Dunque, cosa si dovrebbe fare con il Keystone XL? Se si crede che costituisca un danno per l’ambiente – cosa che io credo – si dovrebbe essere contrari, e si dovrebbero ignorare gli argomenti sulla creazione di posti di lavoro. I dati che vengono messi in giro sono poca cosa rispetto alla forza lavoro complessiva del paese. Ed in ogni caso, l’argomento dei posti di lavoro per l’oleodotto è fondamentalmente una battuta infelice da parte di individui che hanno fatto tutto il possibile per distruggere i posti di lavoro degli americani[5] – e stanno adesso impiegando proprio gli stessi argomenti che usavano per mettere in ridicolo i programmi sull’occupazione del Governo per giustificare un gran regalo ai loro amici dell’industria dei combustibili fossili.

 

 

[1] Vedi a “debt ceiling” alle note sulla traduzione.

[2] Il Congressional Budget Office è una Agenzia (“nonpartisan”, è scritto nella sua ‘homepage’) del Congresso degli Stati Uniti, che fornisce studi, ricerche e, in particolare, simulazioni sugli effetti delle proposte legislative e programmatiche dei congressisti americani.
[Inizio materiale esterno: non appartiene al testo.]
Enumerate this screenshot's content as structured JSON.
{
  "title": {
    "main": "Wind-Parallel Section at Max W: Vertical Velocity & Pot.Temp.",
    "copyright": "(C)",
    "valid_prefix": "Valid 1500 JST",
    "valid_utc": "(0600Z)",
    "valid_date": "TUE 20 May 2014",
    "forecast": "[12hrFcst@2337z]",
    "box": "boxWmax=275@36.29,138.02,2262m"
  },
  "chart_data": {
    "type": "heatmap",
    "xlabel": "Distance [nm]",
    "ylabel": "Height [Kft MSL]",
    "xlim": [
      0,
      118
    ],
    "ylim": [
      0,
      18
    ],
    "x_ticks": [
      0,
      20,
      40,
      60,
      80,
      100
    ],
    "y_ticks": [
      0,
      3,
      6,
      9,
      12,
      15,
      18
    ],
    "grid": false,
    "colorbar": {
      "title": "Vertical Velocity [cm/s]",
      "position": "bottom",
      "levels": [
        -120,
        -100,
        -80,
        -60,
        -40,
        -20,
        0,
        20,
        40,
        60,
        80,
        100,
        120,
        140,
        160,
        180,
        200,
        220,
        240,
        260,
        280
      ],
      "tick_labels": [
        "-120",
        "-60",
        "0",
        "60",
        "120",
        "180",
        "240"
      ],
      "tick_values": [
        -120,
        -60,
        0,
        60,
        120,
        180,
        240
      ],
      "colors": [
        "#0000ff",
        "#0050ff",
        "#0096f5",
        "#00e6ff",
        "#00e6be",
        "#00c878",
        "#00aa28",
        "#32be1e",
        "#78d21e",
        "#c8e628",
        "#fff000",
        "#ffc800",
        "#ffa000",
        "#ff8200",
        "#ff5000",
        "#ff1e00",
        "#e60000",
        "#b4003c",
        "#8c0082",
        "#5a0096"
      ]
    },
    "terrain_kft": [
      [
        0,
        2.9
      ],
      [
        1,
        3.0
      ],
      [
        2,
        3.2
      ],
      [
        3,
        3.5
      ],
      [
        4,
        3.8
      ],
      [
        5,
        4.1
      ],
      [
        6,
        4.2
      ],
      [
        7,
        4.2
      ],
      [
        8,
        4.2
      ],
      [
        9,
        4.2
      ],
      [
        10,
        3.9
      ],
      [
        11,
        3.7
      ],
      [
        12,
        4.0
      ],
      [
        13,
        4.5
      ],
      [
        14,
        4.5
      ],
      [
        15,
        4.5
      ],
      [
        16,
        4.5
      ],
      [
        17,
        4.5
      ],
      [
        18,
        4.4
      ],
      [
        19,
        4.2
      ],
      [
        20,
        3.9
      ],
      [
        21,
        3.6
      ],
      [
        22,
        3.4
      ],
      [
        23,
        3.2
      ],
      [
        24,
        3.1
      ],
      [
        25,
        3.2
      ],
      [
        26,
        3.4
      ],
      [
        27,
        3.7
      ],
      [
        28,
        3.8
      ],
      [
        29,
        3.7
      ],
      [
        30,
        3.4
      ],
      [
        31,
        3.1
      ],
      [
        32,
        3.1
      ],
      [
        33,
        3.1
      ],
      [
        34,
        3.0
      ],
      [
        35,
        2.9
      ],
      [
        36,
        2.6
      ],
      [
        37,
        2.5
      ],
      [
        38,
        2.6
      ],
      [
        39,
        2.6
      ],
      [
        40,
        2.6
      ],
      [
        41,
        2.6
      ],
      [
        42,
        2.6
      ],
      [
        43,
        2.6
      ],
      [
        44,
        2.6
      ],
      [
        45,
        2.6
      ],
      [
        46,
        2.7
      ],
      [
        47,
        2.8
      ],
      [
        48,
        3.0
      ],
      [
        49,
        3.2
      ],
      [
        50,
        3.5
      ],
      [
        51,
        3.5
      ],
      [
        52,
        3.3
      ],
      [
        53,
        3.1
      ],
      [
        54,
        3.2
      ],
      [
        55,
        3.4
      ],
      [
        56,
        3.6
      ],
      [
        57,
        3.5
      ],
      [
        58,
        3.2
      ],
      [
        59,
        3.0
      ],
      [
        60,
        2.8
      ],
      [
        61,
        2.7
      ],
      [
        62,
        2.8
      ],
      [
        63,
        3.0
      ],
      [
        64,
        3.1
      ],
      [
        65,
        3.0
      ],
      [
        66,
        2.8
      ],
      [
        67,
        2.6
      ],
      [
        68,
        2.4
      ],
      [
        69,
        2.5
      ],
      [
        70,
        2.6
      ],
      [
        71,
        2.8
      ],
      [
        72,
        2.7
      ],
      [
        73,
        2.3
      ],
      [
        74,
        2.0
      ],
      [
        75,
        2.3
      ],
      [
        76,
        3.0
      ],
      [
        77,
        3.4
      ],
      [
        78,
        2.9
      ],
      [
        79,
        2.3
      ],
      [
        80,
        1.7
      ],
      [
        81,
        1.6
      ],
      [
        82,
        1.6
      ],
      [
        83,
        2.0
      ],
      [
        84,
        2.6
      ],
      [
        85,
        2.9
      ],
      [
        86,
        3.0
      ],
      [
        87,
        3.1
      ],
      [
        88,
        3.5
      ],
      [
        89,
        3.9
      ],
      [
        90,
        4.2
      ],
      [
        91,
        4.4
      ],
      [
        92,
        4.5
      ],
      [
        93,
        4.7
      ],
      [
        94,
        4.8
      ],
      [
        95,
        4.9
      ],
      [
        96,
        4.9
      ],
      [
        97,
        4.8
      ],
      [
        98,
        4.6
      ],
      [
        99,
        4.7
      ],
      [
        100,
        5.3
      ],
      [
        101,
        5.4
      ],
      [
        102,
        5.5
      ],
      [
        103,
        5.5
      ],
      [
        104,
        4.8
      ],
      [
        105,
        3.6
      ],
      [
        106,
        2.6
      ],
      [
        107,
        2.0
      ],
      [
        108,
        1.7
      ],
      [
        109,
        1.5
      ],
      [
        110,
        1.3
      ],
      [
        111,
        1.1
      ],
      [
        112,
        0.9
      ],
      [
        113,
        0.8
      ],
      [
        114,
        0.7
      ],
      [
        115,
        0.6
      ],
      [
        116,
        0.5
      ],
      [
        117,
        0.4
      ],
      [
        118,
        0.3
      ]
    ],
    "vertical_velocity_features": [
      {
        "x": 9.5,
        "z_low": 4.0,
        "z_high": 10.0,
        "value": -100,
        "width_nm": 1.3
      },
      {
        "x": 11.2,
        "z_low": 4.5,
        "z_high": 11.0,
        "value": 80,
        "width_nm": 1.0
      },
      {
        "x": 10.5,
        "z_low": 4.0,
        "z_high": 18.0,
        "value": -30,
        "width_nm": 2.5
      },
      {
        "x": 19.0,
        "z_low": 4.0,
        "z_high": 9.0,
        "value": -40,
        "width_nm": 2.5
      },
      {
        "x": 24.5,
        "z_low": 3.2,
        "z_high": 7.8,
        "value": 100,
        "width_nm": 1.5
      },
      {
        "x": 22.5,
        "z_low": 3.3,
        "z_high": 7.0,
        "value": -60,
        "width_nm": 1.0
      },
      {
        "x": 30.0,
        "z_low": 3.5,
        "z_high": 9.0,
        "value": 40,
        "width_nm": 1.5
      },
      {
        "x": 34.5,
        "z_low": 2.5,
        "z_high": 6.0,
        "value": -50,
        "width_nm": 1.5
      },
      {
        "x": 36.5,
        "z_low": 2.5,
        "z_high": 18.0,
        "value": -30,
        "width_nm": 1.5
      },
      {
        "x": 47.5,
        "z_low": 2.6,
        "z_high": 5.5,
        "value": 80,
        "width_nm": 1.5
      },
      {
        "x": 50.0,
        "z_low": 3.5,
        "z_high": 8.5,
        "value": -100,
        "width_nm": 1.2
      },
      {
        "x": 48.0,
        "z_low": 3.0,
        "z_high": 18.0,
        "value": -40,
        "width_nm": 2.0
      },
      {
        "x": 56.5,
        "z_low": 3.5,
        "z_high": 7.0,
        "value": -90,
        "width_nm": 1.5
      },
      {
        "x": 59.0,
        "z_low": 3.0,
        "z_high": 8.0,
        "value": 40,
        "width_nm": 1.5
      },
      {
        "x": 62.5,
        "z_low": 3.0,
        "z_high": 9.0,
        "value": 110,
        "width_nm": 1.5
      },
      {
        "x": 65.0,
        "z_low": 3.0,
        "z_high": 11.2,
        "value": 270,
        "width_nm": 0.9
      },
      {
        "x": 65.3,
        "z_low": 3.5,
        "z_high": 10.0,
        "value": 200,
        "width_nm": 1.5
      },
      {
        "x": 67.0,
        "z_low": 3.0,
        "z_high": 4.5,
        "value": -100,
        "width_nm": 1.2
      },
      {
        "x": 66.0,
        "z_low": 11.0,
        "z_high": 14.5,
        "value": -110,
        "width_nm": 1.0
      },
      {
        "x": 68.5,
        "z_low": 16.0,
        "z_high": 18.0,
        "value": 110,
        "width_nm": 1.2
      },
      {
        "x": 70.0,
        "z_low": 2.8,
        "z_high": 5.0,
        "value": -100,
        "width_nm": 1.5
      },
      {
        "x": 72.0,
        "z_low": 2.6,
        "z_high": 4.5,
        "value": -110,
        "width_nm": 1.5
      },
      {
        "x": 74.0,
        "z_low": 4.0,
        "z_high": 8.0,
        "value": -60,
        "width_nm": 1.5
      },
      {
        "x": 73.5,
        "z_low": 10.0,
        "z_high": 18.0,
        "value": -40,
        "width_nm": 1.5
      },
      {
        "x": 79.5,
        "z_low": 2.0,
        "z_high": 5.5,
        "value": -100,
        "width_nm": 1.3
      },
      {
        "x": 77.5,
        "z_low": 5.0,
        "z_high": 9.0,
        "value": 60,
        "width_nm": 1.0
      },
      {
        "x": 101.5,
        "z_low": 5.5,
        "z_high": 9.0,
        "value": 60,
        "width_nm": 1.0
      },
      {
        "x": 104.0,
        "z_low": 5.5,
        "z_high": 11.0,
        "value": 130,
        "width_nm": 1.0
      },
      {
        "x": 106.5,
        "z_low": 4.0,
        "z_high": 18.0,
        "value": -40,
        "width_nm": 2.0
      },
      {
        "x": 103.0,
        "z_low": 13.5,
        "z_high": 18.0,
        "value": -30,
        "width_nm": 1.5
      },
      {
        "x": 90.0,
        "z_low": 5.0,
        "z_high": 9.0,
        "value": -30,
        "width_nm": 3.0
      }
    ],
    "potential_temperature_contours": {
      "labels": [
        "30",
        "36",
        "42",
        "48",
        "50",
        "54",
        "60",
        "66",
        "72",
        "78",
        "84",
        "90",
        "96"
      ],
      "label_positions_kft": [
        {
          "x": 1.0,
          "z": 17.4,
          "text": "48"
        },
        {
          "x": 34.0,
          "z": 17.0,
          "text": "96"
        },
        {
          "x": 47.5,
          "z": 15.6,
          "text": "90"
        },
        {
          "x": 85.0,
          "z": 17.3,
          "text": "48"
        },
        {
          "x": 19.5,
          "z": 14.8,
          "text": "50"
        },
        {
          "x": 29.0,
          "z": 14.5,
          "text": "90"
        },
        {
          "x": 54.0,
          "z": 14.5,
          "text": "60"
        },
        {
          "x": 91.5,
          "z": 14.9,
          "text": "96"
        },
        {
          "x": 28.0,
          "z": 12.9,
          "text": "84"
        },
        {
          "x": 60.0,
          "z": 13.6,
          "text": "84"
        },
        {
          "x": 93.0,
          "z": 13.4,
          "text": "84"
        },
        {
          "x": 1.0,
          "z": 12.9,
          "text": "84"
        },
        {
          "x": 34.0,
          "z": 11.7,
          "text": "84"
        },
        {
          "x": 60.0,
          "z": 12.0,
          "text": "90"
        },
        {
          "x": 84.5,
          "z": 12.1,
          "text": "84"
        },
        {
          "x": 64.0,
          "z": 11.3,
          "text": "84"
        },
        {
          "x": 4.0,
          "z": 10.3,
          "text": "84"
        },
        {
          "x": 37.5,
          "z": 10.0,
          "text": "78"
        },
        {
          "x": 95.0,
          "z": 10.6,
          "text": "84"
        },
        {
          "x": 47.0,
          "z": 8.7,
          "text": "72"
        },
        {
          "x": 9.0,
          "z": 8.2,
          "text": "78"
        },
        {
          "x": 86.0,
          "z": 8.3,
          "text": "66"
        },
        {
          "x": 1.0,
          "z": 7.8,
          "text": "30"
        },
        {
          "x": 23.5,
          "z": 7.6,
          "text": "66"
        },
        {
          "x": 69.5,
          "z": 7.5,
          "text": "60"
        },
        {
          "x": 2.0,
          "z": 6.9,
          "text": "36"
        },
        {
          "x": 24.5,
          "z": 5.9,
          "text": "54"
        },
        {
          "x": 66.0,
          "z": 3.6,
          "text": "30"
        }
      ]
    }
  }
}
Non è “amata” nello stesso modo da tutti, ma è abbastanza rispettata  da tutti. L’agenzia è stata istituita nel 1974.

[3] “Sequestro” fu il termine che venne usato per definire il ricatto repubblicano sul ‘tetto del debito’. Implicitamente si intendeva ‘sequestro’ del Governo Federale. Il ‘sequestro’ fu la minaccia, i grandi tagli ai quali si fa cenno subito dopo furono invece il prezzo dell’accordo cui Obama fu costretto per evitare il disastro di una prosecuzione del blocco, che avrebbe condotto tra l’altro al non pagamento degli interessi sul debito, e dunque al default.

[4] Vedi a “multiplier” sulle note della traduzione. L’effetto di moltiplicatore della spesa pubblica è in effetti un argomento della “Teoria generale dell’occupazione, dell’interesse e della moneta” di Keynes (1936. Capitolo X), sul quale egli lavorò con la collaborazione del suo allievo Richard Kahn.

[5] In realtà, sarebbe “posti di lavoro americani”, che era lo stesso titolo delle proposta di legge di Obama nel 2013. Direi che è un’enfasi semplicemente nazionalistica, perché non si vede in che senso aumentare i posti di lavoro negli Stati Uniti non dovrebbe riguardare altro che posti di lavoro ‘americani’.